- Dorothy Dewhurst, Hal Gordon, Eliot Makeham and Nancy O'Neil in the film
- Directed by: Manning Haynes
- Written by: Edward Dryhurst; Arnold Ridley;
- Starring: Hal Gordon; Aubrey Mallalieu; Nancy O'Neil;
- Cinematography: Stanley Grant
- Production company: Fox Film Company
- Distributed by: Fox Film Company
- Release date: December 1937;
- Running time: 48 minutes
- Country: United Kingdom
- Language: English

= East of Ludgate Hill =

1937 British film by Manning Haynes

East of Ludgate Hill is a 1937 British drama film directed by Manning Haynes and starring Hal Gordon, Aubrey Mallalieu and Nancy O'Neil. It was written by Edward Dryhurst and Arnold Ridley, and was made as a quota quickie at Wembley Studios by the British subsidiary of 20th Century Fox.

==Plot==
After a successful trading year, James MacIntyre, the head of a firm of stockbrokers, promises a bonus of £50 to each of his senior employees, but their expectations are dashed when there is talk that the company has been robbed by Maclntyre’s good-for-nothing son.

==Cast==
- Hal Gordon as Bert Bickley
- Aubrey Mallalieu as James MacIntyre
- Robert Cochran as Derek Holt
- Dorothy Dewhurst as Miss Parfitt
- Nancy O'Neil as Norah Applin
- Eliot Makeham as Mr Tallweather

== Reception ==
The Monthly Film Bulletin wrote: "The acting is good, though occasionally overdone in an effort to stress a type, and the film is well cast. Occasionally a stilted note appears in the dialogue and the direction is slow, but this detracts little from the placid interest of the film."

Kine Weekly wrote: "Original financial comedy-drama, revealing in its treatment both directorial and technical initiative. ... Robert Cochran and Nancy O'Neil are the stars, but they have little to do other than supply conventional romance.

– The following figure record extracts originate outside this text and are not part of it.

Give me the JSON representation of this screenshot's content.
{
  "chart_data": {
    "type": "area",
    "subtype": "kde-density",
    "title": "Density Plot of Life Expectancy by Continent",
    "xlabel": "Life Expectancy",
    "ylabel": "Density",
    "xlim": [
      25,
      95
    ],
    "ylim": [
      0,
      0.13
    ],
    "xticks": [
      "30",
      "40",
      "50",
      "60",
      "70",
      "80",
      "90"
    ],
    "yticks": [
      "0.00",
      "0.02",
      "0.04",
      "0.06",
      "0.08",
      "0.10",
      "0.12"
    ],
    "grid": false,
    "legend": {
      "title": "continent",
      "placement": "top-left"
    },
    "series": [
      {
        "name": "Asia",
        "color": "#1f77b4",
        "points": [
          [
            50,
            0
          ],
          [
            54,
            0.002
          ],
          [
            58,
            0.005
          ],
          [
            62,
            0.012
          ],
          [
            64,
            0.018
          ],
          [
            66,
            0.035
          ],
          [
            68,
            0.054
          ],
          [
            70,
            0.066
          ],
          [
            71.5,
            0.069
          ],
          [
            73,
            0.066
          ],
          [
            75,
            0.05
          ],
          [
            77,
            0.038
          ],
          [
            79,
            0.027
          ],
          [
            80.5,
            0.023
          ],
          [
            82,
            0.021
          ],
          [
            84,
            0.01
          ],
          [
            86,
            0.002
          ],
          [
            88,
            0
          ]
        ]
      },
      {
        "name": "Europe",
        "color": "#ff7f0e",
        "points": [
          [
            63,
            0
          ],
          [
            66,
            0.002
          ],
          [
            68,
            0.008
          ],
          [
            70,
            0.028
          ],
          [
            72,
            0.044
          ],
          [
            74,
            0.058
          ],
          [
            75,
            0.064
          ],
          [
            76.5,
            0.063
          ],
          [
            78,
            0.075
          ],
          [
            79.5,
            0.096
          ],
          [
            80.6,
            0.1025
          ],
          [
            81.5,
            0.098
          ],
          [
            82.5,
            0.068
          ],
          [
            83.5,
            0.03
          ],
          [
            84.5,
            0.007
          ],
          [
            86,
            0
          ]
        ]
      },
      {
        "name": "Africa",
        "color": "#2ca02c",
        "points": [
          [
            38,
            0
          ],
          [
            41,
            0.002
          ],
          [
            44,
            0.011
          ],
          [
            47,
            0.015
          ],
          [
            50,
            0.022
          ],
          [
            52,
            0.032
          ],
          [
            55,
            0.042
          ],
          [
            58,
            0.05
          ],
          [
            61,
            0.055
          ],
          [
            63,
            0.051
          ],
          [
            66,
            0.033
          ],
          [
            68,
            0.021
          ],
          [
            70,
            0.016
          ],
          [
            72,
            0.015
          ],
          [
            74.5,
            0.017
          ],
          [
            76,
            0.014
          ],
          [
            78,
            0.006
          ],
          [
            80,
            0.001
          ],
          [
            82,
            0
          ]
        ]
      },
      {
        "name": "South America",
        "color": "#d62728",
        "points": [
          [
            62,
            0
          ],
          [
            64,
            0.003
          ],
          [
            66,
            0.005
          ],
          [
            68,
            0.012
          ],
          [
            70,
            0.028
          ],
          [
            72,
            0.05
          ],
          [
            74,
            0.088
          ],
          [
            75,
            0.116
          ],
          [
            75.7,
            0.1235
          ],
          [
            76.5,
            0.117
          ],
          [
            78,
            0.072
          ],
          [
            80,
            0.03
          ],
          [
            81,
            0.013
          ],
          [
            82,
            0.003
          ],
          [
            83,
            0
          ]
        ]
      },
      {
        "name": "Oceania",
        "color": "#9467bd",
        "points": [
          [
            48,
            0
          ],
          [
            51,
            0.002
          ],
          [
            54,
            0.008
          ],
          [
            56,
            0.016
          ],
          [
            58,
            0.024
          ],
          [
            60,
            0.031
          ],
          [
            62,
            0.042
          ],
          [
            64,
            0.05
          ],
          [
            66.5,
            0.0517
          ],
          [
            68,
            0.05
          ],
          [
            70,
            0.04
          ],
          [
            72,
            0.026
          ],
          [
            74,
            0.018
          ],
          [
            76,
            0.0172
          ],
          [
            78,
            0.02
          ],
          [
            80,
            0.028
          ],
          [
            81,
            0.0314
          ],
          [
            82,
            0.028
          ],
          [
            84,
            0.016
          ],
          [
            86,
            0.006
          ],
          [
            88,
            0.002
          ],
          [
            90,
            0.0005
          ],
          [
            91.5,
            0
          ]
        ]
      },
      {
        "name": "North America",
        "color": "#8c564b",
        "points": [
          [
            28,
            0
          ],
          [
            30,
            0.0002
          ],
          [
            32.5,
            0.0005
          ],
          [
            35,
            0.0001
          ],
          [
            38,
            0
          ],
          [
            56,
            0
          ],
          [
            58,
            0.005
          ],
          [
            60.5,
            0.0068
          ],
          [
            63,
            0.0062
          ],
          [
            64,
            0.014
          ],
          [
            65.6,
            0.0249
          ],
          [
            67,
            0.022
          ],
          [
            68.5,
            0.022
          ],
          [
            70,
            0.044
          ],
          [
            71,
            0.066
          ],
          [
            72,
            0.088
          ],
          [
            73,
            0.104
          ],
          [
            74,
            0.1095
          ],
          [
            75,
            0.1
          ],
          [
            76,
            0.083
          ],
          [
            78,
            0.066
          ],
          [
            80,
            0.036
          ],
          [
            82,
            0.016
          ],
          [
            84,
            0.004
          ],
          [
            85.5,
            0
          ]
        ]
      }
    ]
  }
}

Eliot Makeham, Hal Gordon, Aubrey Mallalicu and Dorothy Dewhurst are the main contenders for acting honours, and their good work is, incidentally, the backbone ot the entertainment."

Picture Show wrote: "Unusual little drama ... It is convincingly acted, neatly directed, with humour and romance lightening the drama."